The IME has indicated it would take 100,000 of these artificial trees to offset all the carbon emissions from the UK.
I imagine a $2 billion price tag to offset all of the UK's carbon emissions isn't a bad deal; it certainly accomplishes the emissions reductions goal a lot quicker than phasing out coal-fired power plants and replacing them with cleaner power generation...
But even if the government bites, you and I aren't invited to that party.
Of course, if the global community does decide on a definitive price for carbon, these kinds of geo-engineering projects could definitely get a lot of investor attention.
But I wouldn't hold my breath for that.
International climate talks will continue to drag on, year after year. And they'll never come up with a legally-binding deal to cut emissions. Even if they did, there would be no effective way to enforce it.
Still, there are plenty of investors who continue to believe the world is going to come together and institute some kind of carbon emissions reduction deal that will magically spawn the integration of cleaner energy.
My friends, you don't need to wait around for that fairy tale to come true...
The integration of cleaner energy is already underway. And it doesn't need an international regulatory committee to make it happen.
The Big Picture: A $1.6 Trillion Opportunity
Without any enforceable global regulations, Germany now generates about 21 percent of its power from renewables. By 2020, it'll be 30 percent... and by 2050, 80 percent!
Here in the United States (which, until recently, has actually been a laggard in the integration of alternative energy), 12.25 percent of all our power generation now comes from renewables. By 2025, renewable energy is expected to supply more than 20 percent of all our power generation.
That's the reality.
And I can assure you this increase in alternative energy integration has almost nothing to do with climate change. Truth is, it's little more than the basic fundamentals of supply and demand that are dictating this transition of our energy economy.

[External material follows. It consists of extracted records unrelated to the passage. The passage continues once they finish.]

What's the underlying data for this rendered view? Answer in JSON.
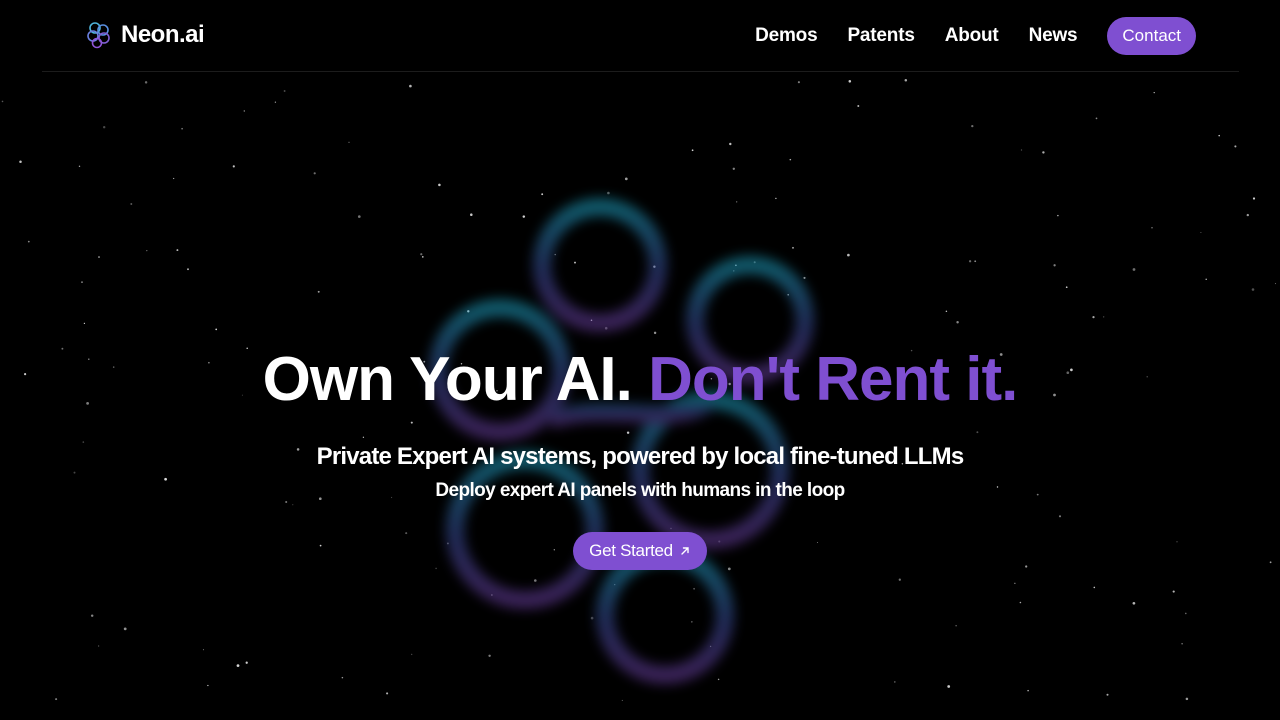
{
  "brand": {
    "name": "Neon.ai",
    "icon": "brain-icon",
    "colors": {
      "accent": "#7f4fd1",
      "glow_cyan": "#1fa3c2",
      "glow_purple": "#6a3fa0"
    }
  },
  "nav": {
    "items": [
      {
        "label": "Demos"
      },
      {
        "label": "Patents"
      },
      {
        "label": "About"
      },
      {
        "label": "News"
      }
    ],
    "contact_label": "Contact"
  },
  "hero": {
    "title_plain": "Own Your AI.",
    "title_accent": "Don't Rent it.",
    "subtitle": "Private Expert AI systems, powered by local fine-tuned LLMs",
    "subtitle2": "Deploy expert AI panels with humans in the loop",
    "cta_label": "Get Started",
    "cta_icon": "arrow-up-right-icon"
  }
}
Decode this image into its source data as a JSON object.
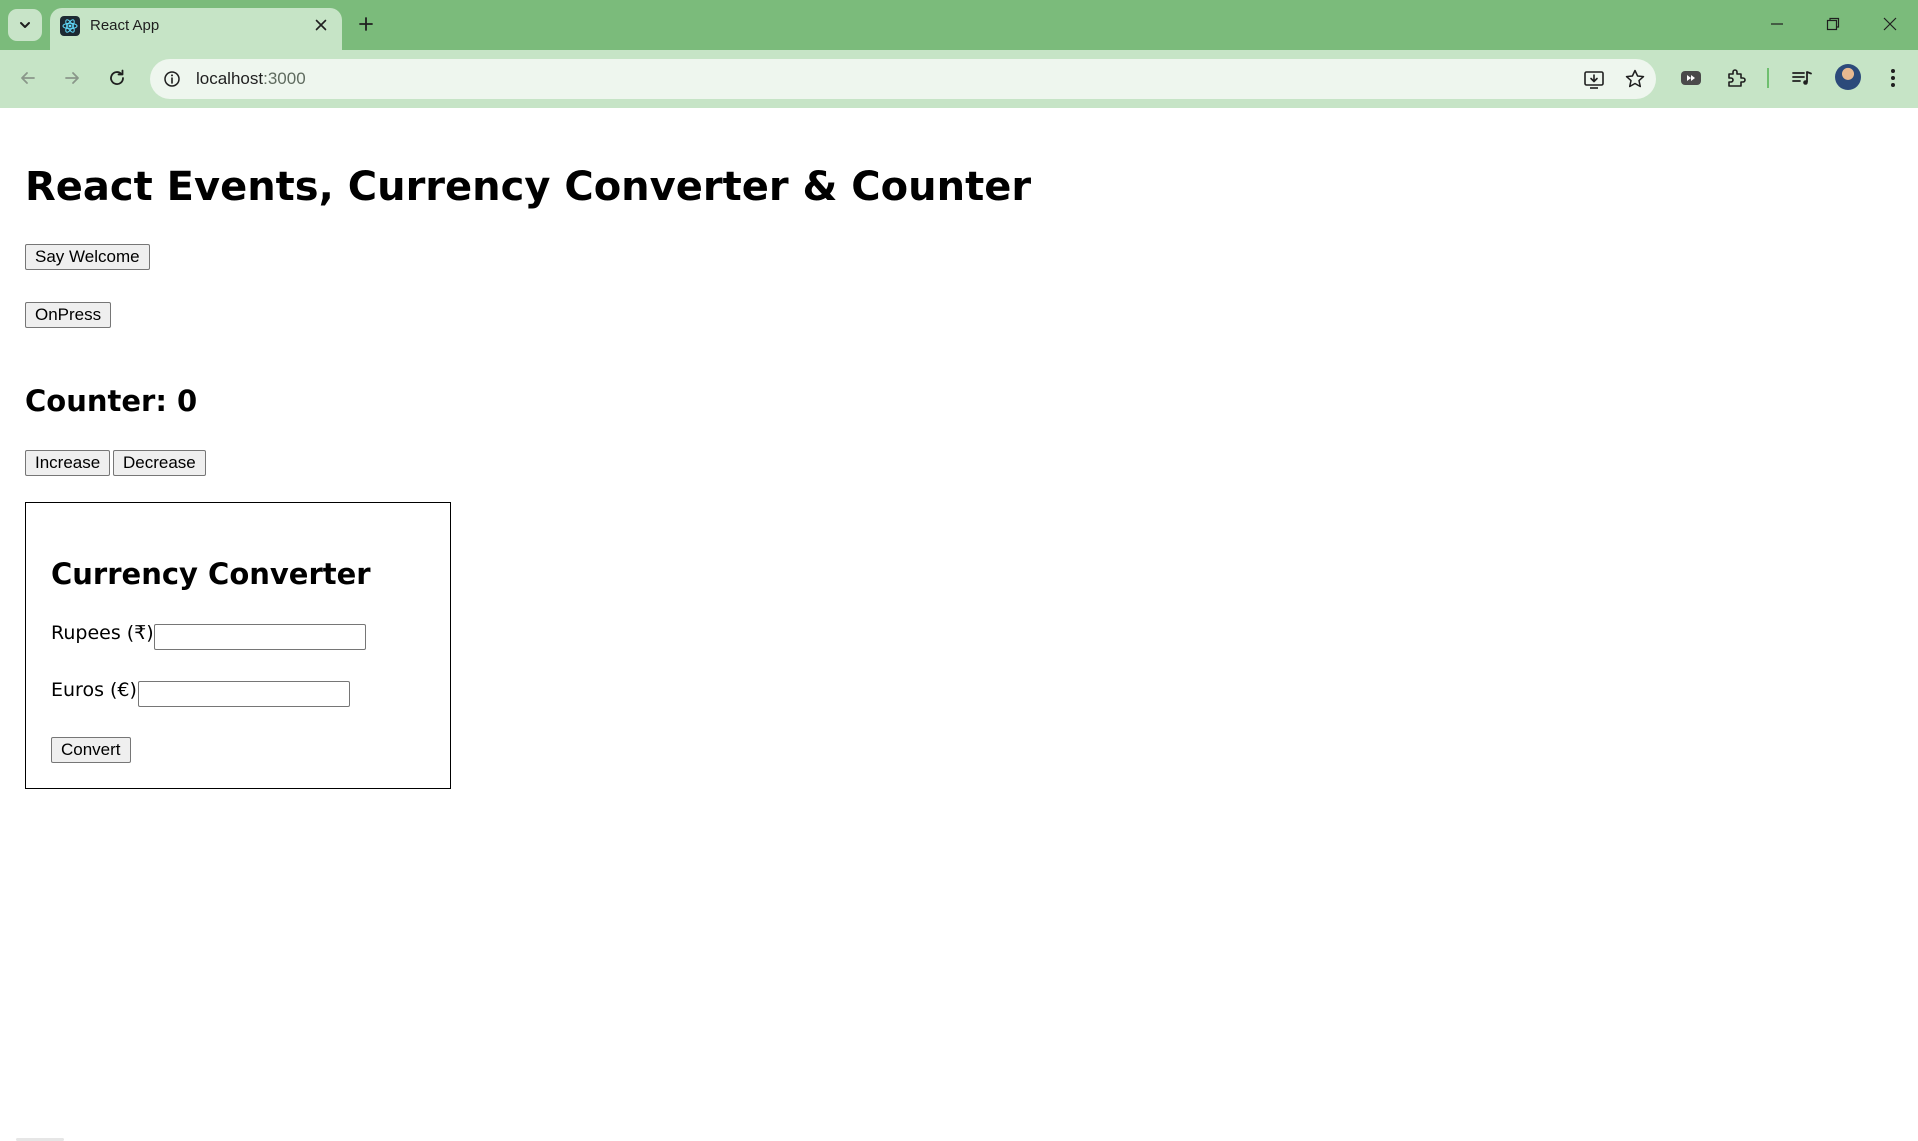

Look, China is starved for power and has ponied up billions for wind farms and solar parks. Japan's jumping on the solar bandwagon as it looks for more power to make up for lost nuclear generation. And Germany and Switzerland are essentially killing off their nuclear power infrastructure and replacing it with wind, solar, and new energy efficiency measures.
Bottom line: Cleaner energy is a global movement worth an absolute fortune.
The global market for biofuels, wind energy, and solar is already worth more than $188 billion. By 2020, that number is expected to reach $349.2 billion.
And that doesn't even include smart grid systems (worth an estimated $46 billion by 2020), electric vehicles (worth an estimated $250 billion by 2020), high speed rail (worth an estimated $907 billion by 2020), and geothermal (worth an estimated $35 billion by 2020)...
Combined, you're looking at a total value of roughly $1.58 trillion.